Sonhar com o avô pode dizer muito sobre o nosso cotidiano.
O SONHO COM O NONINHO.
O meu avô Marangoni morreu muito cedo e só sei dele pelas histórias e por uma única foto. Portanto, só conheci o avô paterno, o João. Isso foi pouco antes dele falecer. Eu tinha 2 anos, mas recordo a cena toda. Ele acamado, pedindo à minha mãe para colocar o netinho ao seu lado e passando nas faces infantis os seus calos de décadas de luta com a terra.
A questão é que sonhei com o homem. É, naqueles tempos eles nem ficavam velhos, morriam cedo, pela dificuldade da vida, pela falta de medicina e também pelas ignorâncias da roça. Então nem era um velho, como bem caberia a um avô. Só um homem.
No sonho eu chamo ele de noninho e ele me pergunta como estão as coisas. Penso que ele queira se atualizar.
Com todos esses desastres oriundos das alterações climáticas, eu falo de inundações, de tempestades tropicais, de nevascas, furacões, tornados e tsunamis.

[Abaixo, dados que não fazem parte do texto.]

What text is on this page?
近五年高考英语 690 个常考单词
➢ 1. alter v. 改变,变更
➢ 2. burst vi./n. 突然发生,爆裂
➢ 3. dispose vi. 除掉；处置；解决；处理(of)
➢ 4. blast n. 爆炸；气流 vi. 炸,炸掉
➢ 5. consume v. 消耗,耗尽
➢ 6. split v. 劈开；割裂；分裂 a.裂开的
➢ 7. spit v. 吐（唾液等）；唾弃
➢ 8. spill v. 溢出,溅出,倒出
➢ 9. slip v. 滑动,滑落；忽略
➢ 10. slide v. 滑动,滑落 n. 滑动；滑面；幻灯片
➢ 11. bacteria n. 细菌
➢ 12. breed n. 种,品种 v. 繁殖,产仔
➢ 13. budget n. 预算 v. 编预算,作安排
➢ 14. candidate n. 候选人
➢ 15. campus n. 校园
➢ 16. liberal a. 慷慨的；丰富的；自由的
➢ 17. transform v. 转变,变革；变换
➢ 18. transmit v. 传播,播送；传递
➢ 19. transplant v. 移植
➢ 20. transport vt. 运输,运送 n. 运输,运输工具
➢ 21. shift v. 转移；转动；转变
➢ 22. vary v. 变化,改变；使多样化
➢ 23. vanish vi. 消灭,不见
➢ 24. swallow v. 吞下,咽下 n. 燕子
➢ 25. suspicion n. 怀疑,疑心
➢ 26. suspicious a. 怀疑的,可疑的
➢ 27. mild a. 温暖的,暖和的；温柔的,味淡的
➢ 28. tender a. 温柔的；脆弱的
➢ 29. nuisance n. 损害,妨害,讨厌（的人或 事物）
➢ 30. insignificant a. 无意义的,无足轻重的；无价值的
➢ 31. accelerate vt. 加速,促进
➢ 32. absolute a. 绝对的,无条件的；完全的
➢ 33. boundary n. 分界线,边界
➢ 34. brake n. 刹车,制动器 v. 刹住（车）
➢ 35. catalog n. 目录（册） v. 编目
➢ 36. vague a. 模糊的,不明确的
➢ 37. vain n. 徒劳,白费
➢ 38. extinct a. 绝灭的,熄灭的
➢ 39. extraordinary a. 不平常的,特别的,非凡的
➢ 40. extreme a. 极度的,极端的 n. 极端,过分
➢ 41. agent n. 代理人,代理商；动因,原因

O noninho enrosca seu olhar nessas palavras todas. Alerta que não está entendendo nada. Eu explico que são coisas da crise climática. Consequências. E ele continua empoçado.
Por fim me diz que não sabe o que significam essas palavras todas, com exceção de inundação. De modo algum consegue repetir tsunami, mesmo que eu separe as silabas para ele.
Só então dou conta de que essa avalanche de termos não existiam no mundo dele.
Ou seja, em algumas décadas, a humanidade deu conta de inventar tudo isso e trazer pro nosso cotidiano, pro nosso desespero, até pros nossos pesadelos.
Pesadelo! Afinal foi isso aí que eu tive. Não um sonho com meu noninho, mas um pesadelo com a humanidade.